Nebulae Images

A collection of the best images of nebulae captured from both space and earth based telescopes.

Posted by Kirk on 13 October 2015

This is a collection of outstanding images of nebulae.

The Orion Nebula The Orion Nebula Image Credit: Hubble

This is definitely one of my all time favourites and can be seen with the naked eye. This image was taken with Hubble's Advanced Camera for Surveys (ACS). The image consists of a mosaic consisting of a billion pixels. This image also uncovered approximately 3,000 stars of various sizes. Some of these had never been viewed in visible light before. Among these stars are brown dwarves stars that nearly were but did not have enough gravity to innate nuclear fusion.

The Trifid Nebula The Trifid Nebula Image Credit: ESO

This is a beauty! This is the Trifid Nebula tucked away in the constellation of Sagitarius. This nebula is a massive star factory and is a rare combination of three types of nebula:

  • Reflection,
  • Emission, and
  • Dark

These fantastic images were taken by the European Southern Observatory in northern Chile.

The Omega Nebula The Omega Nebula(M17) Image Credit: ESO

This is the Omega nebula and this is one of the sharpest images ever taken of it from the ground. The VLT(Very Large Telescope) was used and reveals incredible detail of new born stars an pink gas clouds.
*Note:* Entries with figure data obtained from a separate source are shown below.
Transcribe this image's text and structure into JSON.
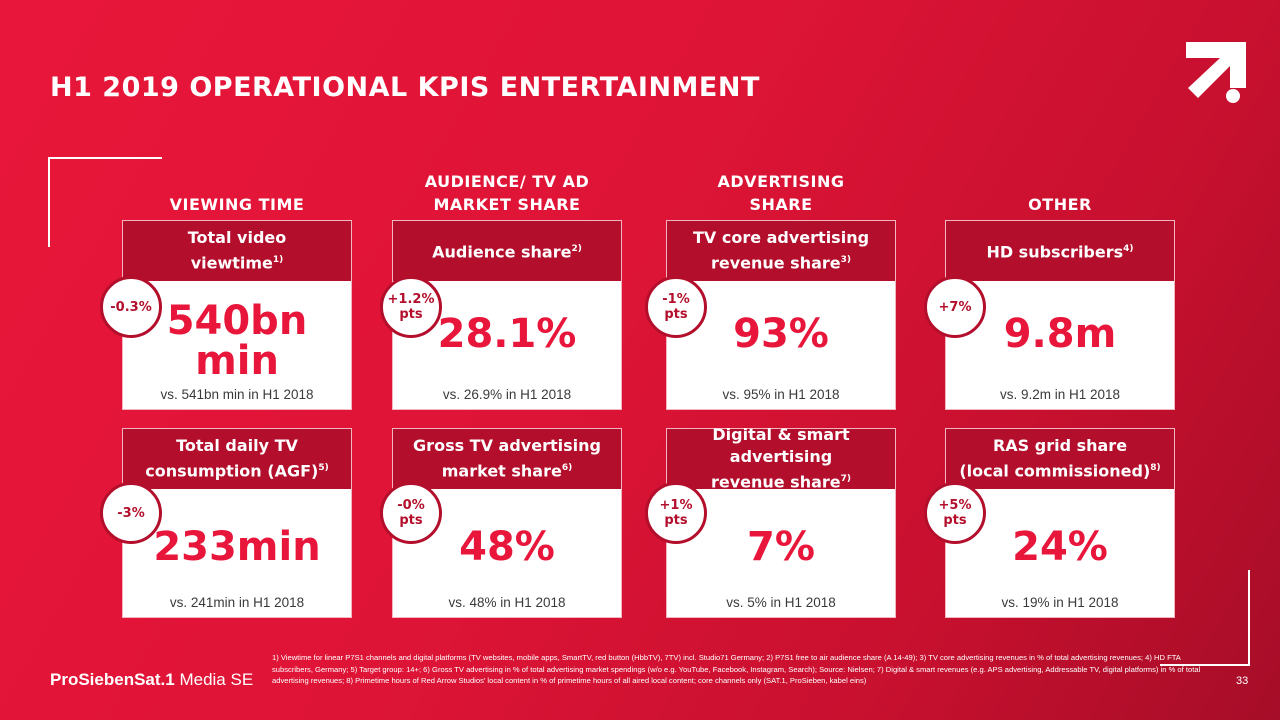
{
  "title": "H1 2019 OPERATIONAL KPIS ENTERTAINMENT",
  "categories": {
    "viewing": "VIEWING TIME",
    "audience_1": "AUDIENCE/ TV AD",
    "audience_2": "MARKET SHARE",
    "advertising_1": "ADVERTISING",
    "advertising_2": "SHARE",
    "other": "OTHER"
  },
  "cards": [
    {
      "head": "Total video",
      "head2": "viewtime",
      "sup": "1)",
      "value": "540bn",
      "value2": "min",
      "compare": "vs. 541bn min in H1 2018",
      "badge1": "-0.3%",
      "badge2": ""
    },
    {
      "head": "Audience share",
      "head2": "",
      "sup": "2)",
      "value": "28.1%",
      "value2": "",
      "compare": "vs. 26.9% in H1 2018",
      "badge1": "+1.2%",
      "badge2": "pts"
    },
    {
      "head": "TV core advertising",
      "head2": "revenue share",
      "sup": "3)",
      "value": "93%",
      "value2": "",
      "compare": "vs. 95% in H1 2018",
      "badge1": "-1%",
      "badge2": "pts"
    },
    {
      "head": "HD subscribers",
      "head2": "",
      "sup": "4)",
      "value": "9.8m",
      "value2": "",
      "compare": "vs. 9.2m in H1 2018",
      "badge1": "+7%",
      "badge2": ""
    },
    {
      "head": "Total daily TV",
      "head2": "consumption (AGF)",
      "sup": "5)",
      "value": "233min",
      "value2": "",
      "compare": "vs. 241min in H1 2018",
      "badge1": "-3%",
      "badge2": ""
    },
    {
      "head": "Gross TV advertising",
      "head2": "market share",
      "sup": "6)",
      "value": "48%",
      "value2": "",
      "compare": "vs. 48% in H1 2018",
      "badge1": "-0%",
      "badge2": "pts"
    },
    {
      "head": "Digital & smart advertising",
      "head2": "revenue share",
      "sup": "7)",
      "value": "7%",
      "value2": "",
      "compare": "vs. 5% in H1 2018",
      "badge1": "+1%",
      "badge2": "pts"
    },
    {
      "head": "RAS grid share",
      "head2": "(local commissioned)",
      "sup": "8)",
      "value": "24%",
      "value2": "",
      "compare": "vs. 19% in H1 2018",
      "badge1": "+5%",
      "badge2": "pts"
    }
  ],
  "brand": {
    "name": "ProSiebenSat.1",
    "suffix": "Media SE"
  },
  "footnote": "1) Viewtime for linear P7S1 channels and digital platforms (TV websites, mobile apps, SmartTV, red button (HbbTV), 7TV) incl. Studio71 Germany; 2) P7S1 free to air audience share (A 14-49); 3) TV core advertising revenues in % of total advertising revenues; 4) HD FTA subscribers, Germany; 5) Target group: 14+; 6) Gross TV advertising in % of total advertising market spendings (w/o e.g. YouTube, Facebook, Instagram, Search); Source: Nielsen; 7) Digital & smart revenues (e.g. APS advertising, Addressable TV, digital platforms) in % of total advertising revenues; 8) Primetime hours of Red Arrow Studios' local content in % of primetime hours of all aired local content; core channels only (SAT.1, ProSieben, kabel eins)",
  "page_number": "33",
  "colors": {
    "accent": "#e8163a",
    "dark_red": "#b30f2c",
    "background": "#de1436"
  }
}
The Carina Nebula The Carina Nebula Image Credit: NASA, ESA and Hubble

Well I think on this occasion I have left the best for last with this absolute stunner of the Carina Nebula. Nancy Atkinson of universe today put it like this:

The radiation from massive stars inside the nebula eats away at cold molecular clouds, creating bizarre, fantasy-like structures. These are one-light-year-tall pillars of cold hydrogen and dust, imaged by the Hubble Space Telescope’s Advanced Camera for Surveys, in a composite image from observations taken in 2005 in hydrogen light (light emitted by hydrogen atoms) along with observations taken in oxygen light (light emitted by oxygen atoms) in 2010. What Hubble can see from about 7,500 light-years away is nothing short of breathtaking.